Global military spending rose 2.6% to $ 1.98 trillion last year, even as some countries relocated their defense funds to fight the COVID-19 pandemic, the Stockholm International Peace Research Institute said in a report released Monday.

In 2020, the top five spenders, accounting for 62 percent of global military spending, were the United States, China, India, Russia and the United Kingdom, in that order, according to its organization in Sweden.

“We can safely say that the pandemic in 2020 did not have a significant impact on global military spending,” said Diego Lopes da Silva, a SIPRI researcher and one of the authors of the report.

As the world’s gross domestic product (GDP) fell, as a result of a global health emergency, military spending reached a global average of 2.4 per cent of GDP in 2020, up 2.2 per cent from 2019.

The jump was the biggest year-on-year growth since the 2009 financial crisis.

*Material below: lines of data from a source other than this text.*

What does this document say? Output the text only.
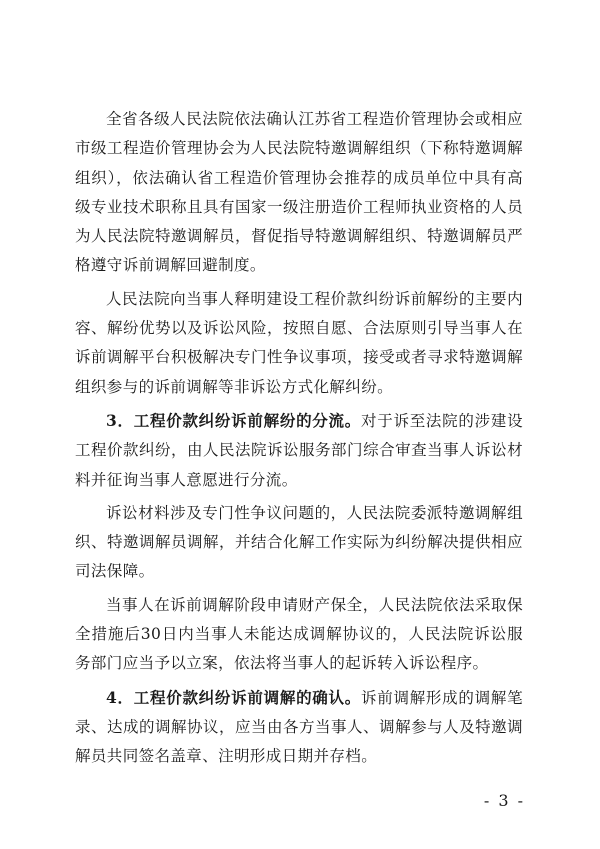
全省各级人民法院依法确认江苏省工程造价管理协会或相应市级工程造价管理协会为人民法院特邀调解组织（下称特邀调解组织），依法确认省工程造价管理协会推荐的成员单位中具有高级专业技术职称且具有国家一级注册造价工程师执业资格的人员为人民法院特邀调解员，督促指导特邀调解组织、特邀调解员严格遵守诉前调解回避制度。

人民法院向当事人释明建设工程价款纠纷诉前解纷的主要内容、解纷优势以及诉讼风险，按照自愿、合法原则引导当事人在诉前调解平台积极解决专门性争议事项，接受或者寻求特邀调解组织参与的诉前调解等非诉讼方式化解纠纷。

3．工程价款纠纷诉前解纷的分流。对于诉至法院的涉建设工程价款纠纷，由人民法院诉讼服务部门综合审查当事人诉讼材料并征询当事人意愿进行分流。

诉讼材料涉及专门性争议问题的，人民法院委派特邀调解组织、特邀调解员调解，并结合化解工作实际为纠纷解决提供相应司法保障。

当事人在诉前调解阶段申请财产保全，人民法院依法采取保全措施后30日内当事人未能达成调解协议的，人民法院诉讼服务部门应当予以立案，依法将当事人的起诉转入诉讼程序。

4．工程价款纠纷诉前调解的确认。诉前调解形成的调解笔录、达成的调解协议，应当由各方当事人、调解参与人及特邀调解员共同签名盖章、注明形成日期并存档。

- 3 -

As a result of the increase, more NATO members have secured a transatlantic security alliance with the aim of spending at least two percent of their GDP on military service, compared to 12 in 2019 compared to nine in 2019.

However, some countries such as Chile and South Korea focused part of their planned military spending on pandemic response.

Many others including Brazil and Russia spent considerably less than the initial military budget for 2020.

The largest spenders in the US, China

The two largest expenditures in the world were the United States and China, with Washington accounting for 39% of total global military spending in 2020, and Beijing accounting for 13 percent.

U.S. military spending reached about $ 778 billion last year, 4.4 percent more than in 2019.

It was growing for the third year in a row in U.S. military spending, in line with the tenure of former President Donald Trump, which had previously been steadily declining for seven years.

“This reflects growing concerns about perceived threats from strategic competitors such as China and Russia, as well as reinforcing what the Trump administration saw as a depleted U.S. military,” Alexandra Marksteiner, one of the report’s authors, said in a statement.

China’s military spending, the world’s second-largest, was estimated to reach $ 252 billion by 2020, 1.9% more than the previous year.

China’s military spending has risen for 26 consecutive years, the longest uninterrupted rise in any country in the SIPRI database.